Comme tout un chacun, il m’arrive d’avoir des interrogations sur les choses de la vie. Existe-t-il d’autres formes de vie dans l’univers ? Arrivera-t-on un jour à tromper la mort ? Peut-on encore être hypé par Half-Life 3 ? Que se passe-t-il si l’on donne de la cocaïne à un enfant hyperactif ? À défaut d’avoir encore toutes les réponses à ces questions, tester Far Cry 5 m’a donné un début de réflexion sur la dernière d’entre elles. Car bien que le nouveau FPS open-world d’Ubisoft veut nous faire profiter de la campagne américaine, cette aventure, aussi appréciable qu’elle soit, est loin d’être une promenade de santé.

La licence Far Cry c’est avant tout l’histoire d’une mutation. Tant au niveau de l’histoire que du gameplay. Le troisième épisode dépeignait la transformation d’un simple vacancier californien en machine de guerre au fur et à mesure qu’il sombrait dans la folie des îles de Rook. Far Cry 4, lui, montrait comment une révolution pourtant juste contre un dictateur himalayen dérivait petit à petit vers la mise en place d’un narco-état totalitaire ou d’un régime religieux et traditionaliste oppressif.
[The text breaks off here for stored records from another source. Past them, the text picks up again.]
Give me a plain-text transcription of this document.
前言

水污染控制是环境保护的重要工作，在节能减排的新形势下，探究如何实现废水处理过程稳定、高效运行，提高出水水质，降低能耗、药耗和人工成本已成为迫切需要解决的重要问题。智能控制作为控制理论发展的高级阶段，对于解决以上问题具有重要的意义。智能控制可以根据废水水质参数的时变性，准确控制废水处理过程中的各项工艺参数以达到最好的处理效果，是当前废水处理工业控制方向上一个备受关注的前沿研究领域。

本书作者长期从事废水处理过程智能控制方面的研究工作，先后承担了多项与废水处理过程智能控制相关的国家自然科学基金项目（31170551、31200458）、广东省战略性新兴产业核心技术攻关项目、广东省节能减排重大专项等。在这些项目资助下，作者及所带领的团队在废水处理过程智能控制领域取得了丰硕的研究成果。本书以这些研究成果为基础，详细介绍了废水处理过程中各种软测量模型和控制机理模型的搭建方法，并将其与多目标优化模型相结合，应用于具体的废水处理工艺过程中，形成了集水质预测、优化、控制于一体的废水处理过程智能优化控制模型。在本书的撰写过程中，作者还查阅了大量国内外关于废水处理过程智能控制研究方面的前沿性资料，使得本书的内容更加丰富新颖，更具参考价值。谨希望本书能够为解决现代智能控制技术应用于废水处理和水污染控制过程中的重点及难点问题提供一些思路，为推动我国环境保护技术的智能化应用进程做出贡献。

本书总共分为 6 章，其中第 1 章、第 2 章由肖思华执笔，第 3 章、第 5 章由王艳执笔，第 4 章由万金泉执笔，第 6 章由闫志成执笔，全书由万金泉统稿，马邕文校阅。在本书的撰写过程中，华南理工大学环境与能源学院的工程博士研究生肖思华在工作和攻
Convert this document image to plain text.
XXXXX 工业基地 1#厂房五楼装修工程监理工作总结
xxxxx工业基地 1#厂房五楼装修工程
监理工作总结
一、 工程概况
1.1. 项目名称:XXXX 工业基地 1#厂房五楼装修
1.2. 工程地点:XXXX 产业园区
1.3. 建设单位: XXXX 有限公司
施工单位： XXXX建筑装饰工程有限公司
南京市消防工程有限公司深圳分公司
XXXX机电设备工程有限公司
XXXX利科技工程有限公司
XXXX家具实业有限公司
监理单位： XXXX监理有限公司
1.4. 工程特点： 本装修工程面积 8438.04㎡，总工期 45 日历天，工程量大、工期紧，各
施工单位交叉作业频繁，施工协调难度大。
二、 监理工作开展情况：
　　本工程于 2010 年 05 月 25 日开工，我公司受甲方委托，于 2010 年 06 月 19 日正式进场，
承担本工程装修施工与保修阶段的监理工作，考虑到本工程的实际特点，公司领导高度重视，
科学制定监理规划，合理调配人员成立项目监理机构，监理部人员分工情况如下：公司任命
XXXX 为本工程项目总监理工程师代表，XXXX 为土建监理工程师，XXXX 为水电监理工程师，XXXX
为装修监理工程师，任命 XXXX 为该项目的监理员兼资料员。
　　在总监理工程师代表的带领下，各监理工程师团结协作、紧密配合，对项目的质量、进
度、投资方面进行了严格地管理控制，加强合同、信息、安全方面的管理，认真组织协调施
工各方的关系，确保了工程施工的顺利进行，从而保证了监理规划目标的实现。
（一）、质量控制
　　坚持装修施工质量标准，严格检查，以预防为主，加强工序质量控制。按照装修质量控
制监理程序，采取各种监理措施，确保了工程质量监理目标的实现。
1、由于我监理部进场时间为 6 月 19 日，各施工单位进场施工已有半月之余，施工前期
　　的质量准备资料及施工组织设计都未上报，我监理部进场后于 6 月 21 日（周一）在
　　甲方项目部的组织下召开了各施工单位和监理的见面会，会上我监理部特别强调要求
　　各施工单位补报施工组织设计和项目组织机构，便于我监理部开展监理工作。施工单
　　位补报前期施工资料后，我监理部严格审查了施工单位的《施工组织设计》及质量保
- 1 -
De même au fil des épisodes, Ubisoft a de plus en plus ouvert ses mondes, et éclaté sa narration. Le joueur est libre de faire ce qu’il lui plaît, et d’aborder l’intrigue dans l’ordre qu’il le souhaite. Et comme on ne change pas (ou peu) une équipe qui gagne, Far Cry 5 ne déroge  pas à la règle. De sa promotion, qui laissait croire à une critique ouverte de l’alt-right et du bigotisme qui ronge les États-Unis, Far Cry 5 est devenu le portrait, exacerbé, d’une Amérique devenue paranoïaque à l’extrême et conciliante avec le sectarisme. Et honnêtement, ce n’est pas plus mal.

Make America freak again

Aaah la douceur de la campagne du Montana. Les joies de profiter de ses champs gorgés d’un blé bien jaune, de ses petites bourgades typiquement américaines. Et puis quel régal pour les yeux ces forêts de pins à perte de vue, ces falaises escarpées qui promettent des heures d’escalades et d’excellents points de départ pour s’adonner au base jump.

Ah, si seulement une secte religieuse persuadée que la fin du monde est proche n’avait pas décidé de prendre le contrôle par la force du comté du coin. Car ce décor de carte postale est désormais entaché par les cadavres, les fermes en flammes, les symboles religieux à ne plus savoir quoi en faire, et les fanatiques armés jusqu’aux dents.

Et dans une région composée majoritairement de rednecks survivalistes, et donc propriétaires d’un bunker dans le jardin et d’un arsenal conséquent, la pilule passe mal, et la sérénité rurale a pris un sacré coup de fusil à pompe dans les rotules.

Ubisoft est parvenu à bien retranscrire l’ambiance rurale des États-Unis. On prend un certain plaisir à parcourir les vastes plaines et zones boisées du Montana, même si la faible circulation sur les routes laisse une sensation étrange, surtout dans un pays qui ne cache pas son amour de l’automobile.

Les voies du Seigneur sont impénétrables

Longtemps resté indifférent par la prise de pouvoir des membres du Projet Eden’s Gate, le gouvernement américain a décidé de faire montre de sa puissance en envoyant un U.S. marshall, accompagné des autorités locales, pour arrêter Joseph Seed. Le leader de ce groupe a en effet la fâcheuse tendance à intégrer des membres dans son culte sans leur demander leur avis.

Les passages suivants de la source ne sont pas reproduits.